In this study, we could identify catheter tip position in 95% of cases and there was excellent agreement between USG and X-ray for optimal catheter tip position. In three cases, catheter tip was not visualized as it was mal-positioned in aberrant pathways, two in the neck veins both being upper limb PICC lines and one UV being coiled in the liver. Till date, few studies have reported utility of USG for placement of central catheter in neonates. Ohki, et al. [12] assessed the ability of USG to detect the tip of a percutaneous central venous catheter in neonates and reported a consistency of 87% between USG and radiography. Simanovsky, et al. [13] measured the distance of UVC tip from the diaphragm on USG and X-ray and reported no significant difference in the distance measured by using the two modalities. Greenberg, et al. [2] also demonstrated feasibility and safety of USG for assessment of umbilical venous catheter position.

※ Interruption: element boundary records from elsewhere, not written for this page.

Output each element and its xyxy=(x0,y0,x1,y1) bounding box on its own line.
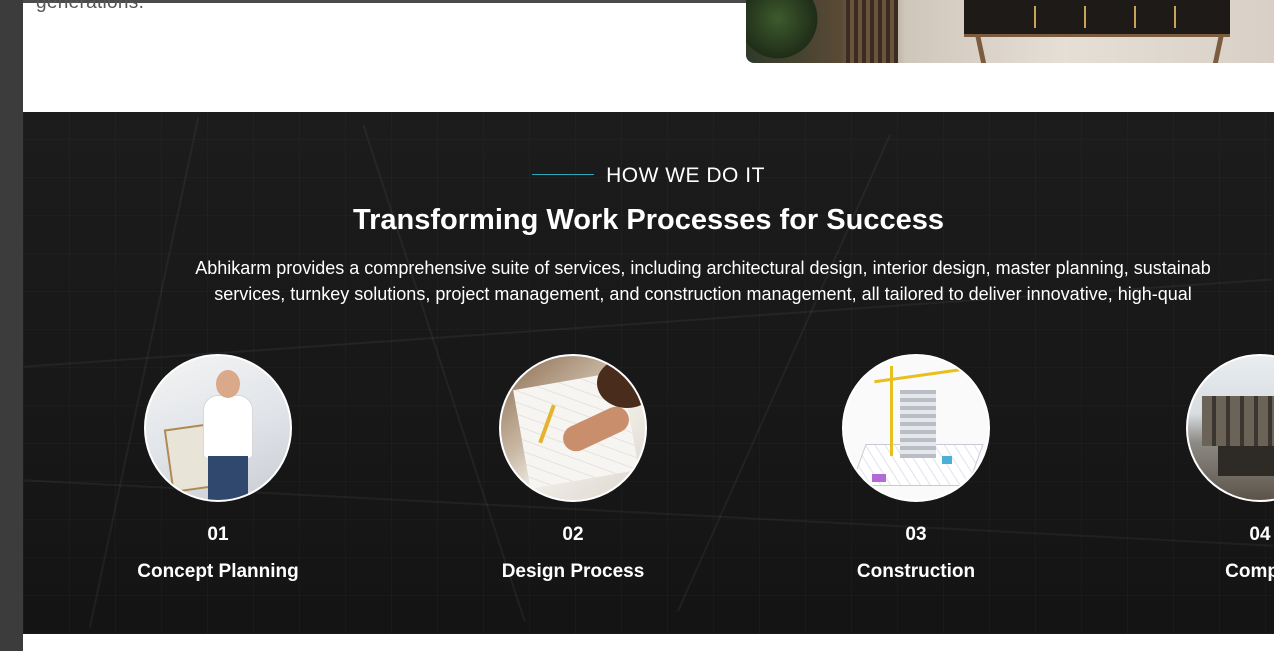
design-process-photo xyxy=(499,354,647,502)
photo-detail xyxy=(1218,446,1274,476)
step-number: 04 xyxy=(1249,524,1271,545)
cabinet-inlay xyxy=(1084,6,1086,28)
photo-detail xyxy=(216,370,240,398)
photo-detail xyxy=(204,396,252,458)
description-line: Abhikarm provides a comprehensive suite … xyxy=(195,258,1211,278)
section-heading: Transforming Work Processes for Success xyxy=(353,204,944,236)
construction-photo xyxy=(842,354,990,502)
wood-slats-image-part xyxy=(846,0,898,63)
cabinet-inlay xyxy=(1034,6,1036,28)
photo-detail xyxy=(900,390,936,458)
photo-detail xyxy=(1202,396,1274,446)
plant-image-part xyxy=(746,0,826,63)
step-title: Construction xyxy=(856,561,976,582)
step-number: 01 xyxy=(207,524,229,545)
step-title: Design Process xyxy=(501,561,645,582)
photo-detail xyxy=(208,456,248,500)
previous-section-text: generations. xyxy=(36,0,145,13)
cabinet-inlay xyxy=(1174,6,1176,28)
cabinet-leg xyxy=(974,34,987,63)
photo-detail xyxy=(872,474,886,482)
photo-detail xyxy=(942,456,952,464)
eyebrow-accent-line xyxy=(532,173,595,175)
section-eyebrow: HOW WE DO IT xyxy=(23,164,1274,188)
step-title: Concept Planning xyxy=(137,561,299,582)
left-window-rail xyxy=(0,0,23,651)
step-number: 02 xyxy=(562,524,584,545)
section-description: Abhikarm provides a comprehensive suite … xyxy=(53,255,1274,307)
process-step-design-process: 02 Design Process xyxy=(453,354,693,583)
interior-photo xyxy=(746,0,1277,63)
cabinet-image-part xyxy=(964,0,1230,37)
step-number: 03 xyxy=(905,524,927,545)
concept-planning-photo xyxy=(144,354,292,502)
step-title: Comple xyxy=(1225,561,1274,582)
process-section: HOW WE DO IT Transforming Work Processes… xyxy=(23,112,1274,634)
process-step-concept-planning: 01 Concept Planning xyxy=(98,354,338,583)
eyebrow-label: HOW WE DO IT xyxy=(606,164,765,187)
description-line: services, turnkey solutions, project man… xyxy=(214,284,1192,304)
process-step-construction: 03 Construction xyxy=(796,354,1036,583)
cabinet-leg xyxy=(1212,34,1225,63)
completion-photo xyxy=(1186,354,1274,502)
photo-detail xyxy=(874,367,964,384)
cabinet-inlay xyxy=(1134,6,1136,28)
process-step-completion: 04 Comple xyxy=(1140,354,1274,583)
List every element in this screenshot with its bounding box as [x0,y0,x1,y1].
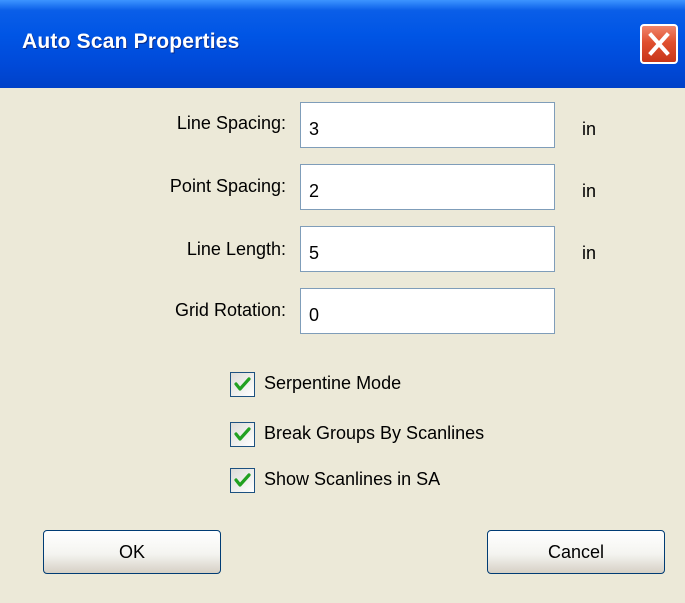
line-spacing-input[interactable] [300,102,555,148]
checkmark-icon [234,427,251,441]
serpentine-mode-label: Serpentine Mode [264,373,402,393]
ok-button[interactable]: OK [43,530,221,574]
line-length-input[interactable] [300,226,555,272]
point-spacing-unit: in [582,181,597,201]
line-spacing-unit: in [582,119,597,139]
line-length-unit: in [582,243,597,263]
dialog-body: Line Spacing: in Point Spacing: in Line … [6,88,679,597]
break-groups-label: Break Groups By Scanlines [264,423,485,443]
serpentine-mode-checkbox[interactable] [230,372,255,397]
show-scanlines-label: Show Scanlines in SA [264,469,441,489]
title-bar[interactable]: Auto Scan Properties [0,0,685,88]
grid-rotation-input[interactable] [300,288,555,334]
checkmark-icon [234,377,251,391]
line-length-label: Line Length: [186,239,286,259]
auto-scan-properties-dialog: Auto Scan Properties Line Spacing: in Po… [0,0,685,603]
grid-rotation-label: Grid Rotation: [174,300,286,320]
dialog-title: Auto Scan Properties [22,30,240,53]
point-spacing-label: Point Spacing: [169,176,286,196]
break-groups-checkbox[interactable] [230,422,255,447]
show-scanlines-checkbox[interactable] [230,468,255,493]
checkmark-icon [234,473,251,487]
close-x-icon [648,32,670,56]
line-spacing-label: Line Spacing: [176,113,286,133]
close-button[interactable] [640,24,678,64]
cancel-button[interactable]: Cancel [487,530,665,574]
point-spacing-input[interactable] [300,164,555,210]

Other authors have also suggested high agreement coefficients between point of care USG and X-ray with respect to overall central venous tip, UVCs and PICCs [14,15].

Although radiograph is considered a gold standard for defining optimal tip position, it has certain limitations. It is difficult to precisely identify junction of RA to IVC or SVC on plain X-ray, which could lead to misinterpretation of correct tip position. We found that 4/24 (16.6%) central lines that were deemed to be appropriate on radiograph were actually lying inside the cardiac chambers on USG assessment. Tauzin, et al. [5] have also described limitation of X-ray assessment for PICCs in low birth neonates. They reported that, of all PICCs deemed to be in good position on plain radiographs, 25% were within the heart [5]. Similarly, another small study found that 41% of PICC lines that were deemed to be correctly placed on X-ray were found to be malpositioned on USG [4].

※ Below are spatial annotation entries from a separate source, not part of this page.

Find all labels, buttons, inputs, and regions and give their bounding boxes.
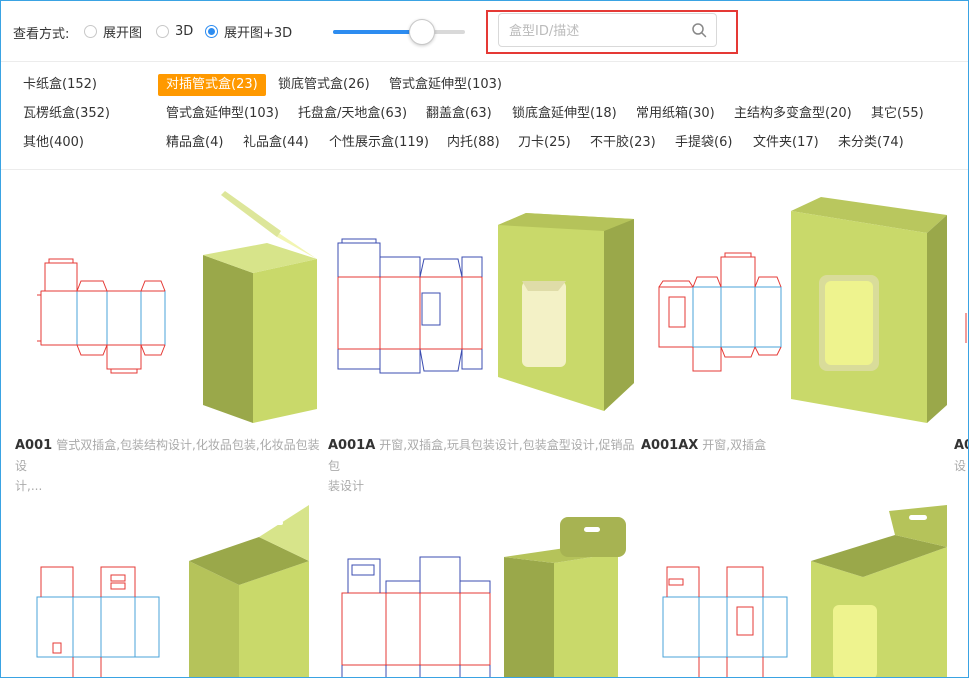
box-thumbnail[interactable] xyxy=(641,501,951,678)
subcategory-item[interactable]: 翻盖盒(63) xyxy=(426,104,492,124)
subcategory-item[interactable]: 文件夹(17) xyxy=(753,133,819,153)
box-3d xyxy=(189,505,309,677)
box-thumbnail[interactable] xyxy=(328,501,638,678)
box-id[interactable]: A0 xyxy=(954,438,968,453)
zoom-slider-handle[interactable] xyxy=(409,19,436,45)
zoom-slider[interactable] xyxy=(333,17,465,47)
view-mode-dieline-3d[interactable]: 展开图+3D xyxy=(205,22,292,41)
category-carton[interactable]: 卡纸盒(152) xyxy=(23,75,97,95)
toolbar: 查看方式: 展开图 3D 展开图+3D xyxy=(1,1,968,61)
box-dieline xyxy=(37,258,166,374)
box-id[interactable]: A001AX xyxy=(641,438,698,453)
box-dieline xyxy=(341,556,491,677)
box-caption: A001 管式双插盒,包装结构设计,化妆品包装,化妆品包装设 计,... xyxy=(15,435,325,496)
box-thumbnail[interactable] xyxy=(641,173,951,431)
zoom-slider-fill xyxy=(333,30,422,34)
box-thumbnail[interactable] xyxy=(15,501,325,678)
box-dieline xyxy=(337,238,483,374)
box-3d xyxy=(504,517,626,677)
category-other[interactable]: 其他(400) xyxy=(23,133,84,153)
divider xyxy=(1,169,968,170)
box-card[interactable] xyxy=(15,501,325,678)
box-3d xyxy=(498,213,634,411)
box-card[interactable] xyxy=(641,501,951,678)
subcategory-item[interactable]: 内托(88) xyxy=(447,133,500,153)
search-input[interactable] xyxy=(507,20,691,42)
subcategory-item[interactable]: 锁底盒延伸型(18) xyxy=(512,104,617,124)
box-caption: A0 设 xyxy=(954,435,968,473)
subcategory-item[interactable]: 刀卡(25) xyxy=(518,133,571,153)
subcategory-item[interactable]: 常用纸箱(30) xyxy=(636,104,715,124)
subcategory-tube-extension[interactable]: 管式盒延伸型(103) xyxy=(389,75,502,95)
box-caption: A001AX 开窗,双插盒 xyxy=(641,435,951,456)
box-description: 设 xyxy=(954,459,967,473)
box-thumbnail[interactable] xyxy=(954,173,969,431)
box-3d xyxy=(791,197,947,423)
box-id[interactable]: A001A xyxy=(328,438,375,453)
box-thumbnail[interactable] xyxy=(328,173,638,431)
subcategory-item[interactable]: 未分类(74) xyxy=(838,133,904,153)
box-description: 装设计 xyxy=(328,479,365,493)
subcategory-item[interactable]: 手提袋(6) xyxy=(675,133,732,153)
box-3d xyxy=(811,505,947,677)
divider xyxy=(1,61,968,62)
box-card[interactable] xyxy=(328,501,638,678)
box-dieline xyxy=(36,566,160,677)
subcategory-item[interactable]: 礼品盒(44) xyxy=(243,133,309,153)
radio-dieline[interactable] xyxy=(84,24,97,38)
box-id[interactable]: A001 xyxy=(15,438,52,453)
subcategory-item[interactable]: 精品盒(4) xyxy=(166,133,223,153)
radio-3d[interactable] xyxy=(156,24,169,38)
box-dieline xyxy=(658,252,782,372)
app-frame: 查看方式: 展开图 3D 展开图+3D 卡纸盒(1 xyxy=(0,0,969,678)
box-card[interactable]: A001A 开窗,双插盒,玩具包装设计,包装盒型设计,促销品包 装设计 xyxy=(328,173,638,493)
search-icon[interactable] xyxy=(691,22,707,38)
subcategory-item[interactable]: 主结构多变盒型(20) xyxy=(734,104,852,124)
box-3d xyxy=(203,191,317,423)
subcategory-item[interactable]: 管式盒延伸型(103) xyxy=(166,104,279,124)
box-description: 计,... xyxy=(15,479,43,493)
box-description: 开窗,双插盒 xyxy=(702,438,767,452)
box-card[interactable]: A001AX 开窗,双插盒 xyxy=(641,173,951,473)
view-mode-3d[interactable]: 3D xyxy=(156,22,193,40)
view-mode-label: 查看方式: xyxy=(13,27,70,42)
category-corrugated[interactable]: 瓦楞纸盒(352) xyxy=(23,104,110,124)
box-caption: A001A 开窗,双插盒,玩具包装设计,包装盒型设计,促销品包 装设计 xyxy=(328,435,638,496)
subcategory-tuck-end-active[interactable]: 对插管式盒(23) xyxy=(158,74,266,96)
subcategory-item[interactable]: 其它(55) xyxy=(871,104,924,124)
subcategory-item[interactable]: 不干胶(23) xyxy=(590,133,656,153)
box-dieline xyxy=(662,566,788,677)
subcategory-item[interactable]: 个性展示盒(119) xyxy=(329,133,429,153)
box-description: 管式双插盒,包装结构设计,化妆品包装,化妆品包装设 xyxy=(15,438,320,473)
radio-dieline-3d[interactable] xyxy=(205,24,218,38)
view-mode-dieline[interactable]: 展开图 xyxy=(84,22,142,41)
box-card-partial[interactable]: A0 设 xyxy=(954,173,969,473)
subcategory-lock-bottom[interactable]: 锁底管式盒(26) xyxy=(278,75,370,95)
subcategory-item[interactable]: 托盘盒/天地盒(63) xyxy=(298,104,407,124)
search-box[interactable] xyxy=(498,13,717,47)
box-thumbnail[interactable] xyxy=(15,173,325,431)
box-card[interactable]: A001 管式双插盒,包装结构设计,化妆品包装,化妆品包装设 计,... xyxy=(15,173,325,493)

Our study evaluated degree of agreement between USG and radiograph in locating the tip position of different central lines across wide range of weights and gestation. All USGs were performed by a single trained operator. We, therefore, emphasize that USG is a skill-based operator dependent technology and competency training is required before non-radiology users can evaluate central line tip positions at various locations. Sometimes examiners may find it difficult to visualize catheter tips within the liver, outside of IVC or SVC, especially if they are in aberrant pathways. The limitation that point of care ultrasound is performed for specific clinical purpose to answer a clinical question, and it may not mandate a detailed comprehensive examination is also acknowledged.

Ethical Clearance: Ethics Committee, Sir Ganga Ram Hospital; EC/12/18/1454, dated December 18, 2018.

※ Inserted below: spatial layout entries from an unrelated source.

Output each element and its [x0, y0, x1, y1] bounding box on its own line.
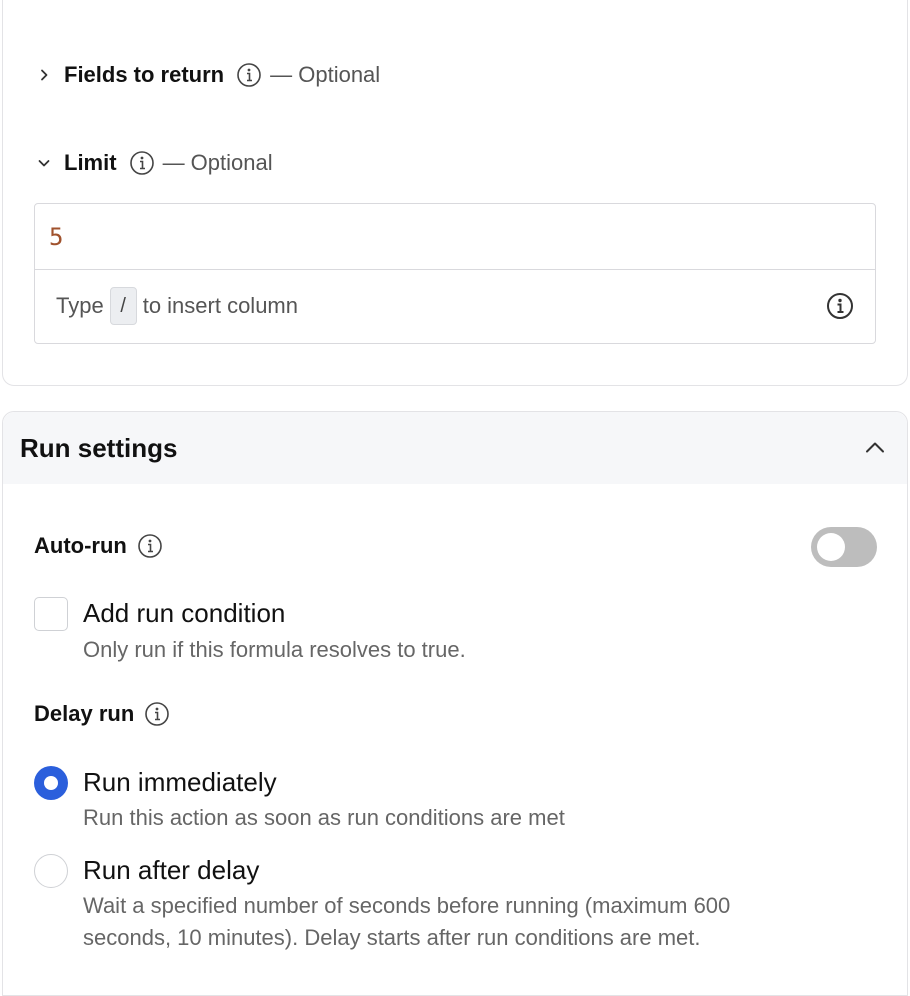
optional-label: — Optional	[162, 150, 273, 175]
run-after-delay-description: Wait a specified number of seconds befor…	[83, 893, 731, 918]
info-icon[interactable]	[144, 701, 170, 727]
chevron-right-icon	[34, 65, 54, 85]
run-immediately-description: Run this action as soon as run condition…	[83, 805, 565, 830]
auto-run-toggle[interactable]	[811, 527, 877, 567]
hint-suffix: to insert column	[142, 293, 298, 318]
run-after-delay-label[interactable]: Run after delay	[83, 855, 259, 886]
limit-label: Limit	[64, 150, 117, 175]
limit-hint: Type / to insert column	[35, 270, 875, 342]
run-after-delay-description-line2: seconds, 10 minutes). Delay starts after…	[83, 925, 701, 950]
optional-label: — Optional	[270, 62, 381, 87]
info-icon[interactable]	[236, 62, 262, 88]
run-condition-label[interactable]: Add run condition	[83, 598, 285, 629]
slash-key: /	[109, 287, 137, 325]
run-immediately-label[interactable]: Run immediately	[83, 767, 277, 798]
limit-input[interactable]: 5	[35, 204, 875, 270]
run-settings-title: Run settings	[20, 432, 178, 463]
chevron-up-icon[interactable]	[861, 434, 889, 462]
run-immediately-radio[interactable]	[34, 766, 68, 800]
delay-run-label-row: Delay run	[34, 701, 170, 727]
run-condition-description: Only run if this formula resolves to tru…	[83, 637, 466, 662]
limit-toggle[interactable]: Limit — Optional	[34, 150, 273, 176]
info-icon[interactable]	[129, 150, 155, 176]
auto-run-label-row: Auto-run	[34, 533, 163, 559]
fields-to-return-toggle[interactable]: Fields to return — Optional	[34, 62, 380, 88]
run-condition-checkbox[interactable]	[34, 597, 68, 631]
chevron-down-icon	[34, 153, 54, 173]
info-icon[interactable]	[825, 291, 855, 321]
run-settings-header[interactable]: Run settings	[3, 412, 907, 484]
hint-prefix: Type	[56, 293, 104, 318]
auto-run-label: Auto-run	[34, 533, 127, 558]
info-icon[interactable]	[137, 533, 163, 559]
fields-to-return-label: Fields to return	[64, 62, 225, 87]
delay-run-label: Delay run	[34, 701, 135, 726]
toggle-knob	[817, 533, 845, 561]
run-after-delay-radio[interactable]	[34, 854, 68, 888]
limit-input-box[interactable]: 5 Type / to insert column	[34, 203, 876, 344]
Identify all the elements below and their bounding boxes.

Contributors: AT: conceptualized the project and developed the protocol; AT: had primary responsibility of patient screening, enrolment and data collection; AT: performed the data analysis; AT,VK: wrote the manuscript; NK, PG: participated in protocol development, supervising enrolment, outcome assessment and in writing the manuscript; AT, MM: participated in planning of project and writing of manuscript.

Funding: None; Competing interest: None stated.

 

 

What This Study Adds?

• Point of care ultrasound and radiograph have excellent agreement in confirmation of central line tip position in neonates.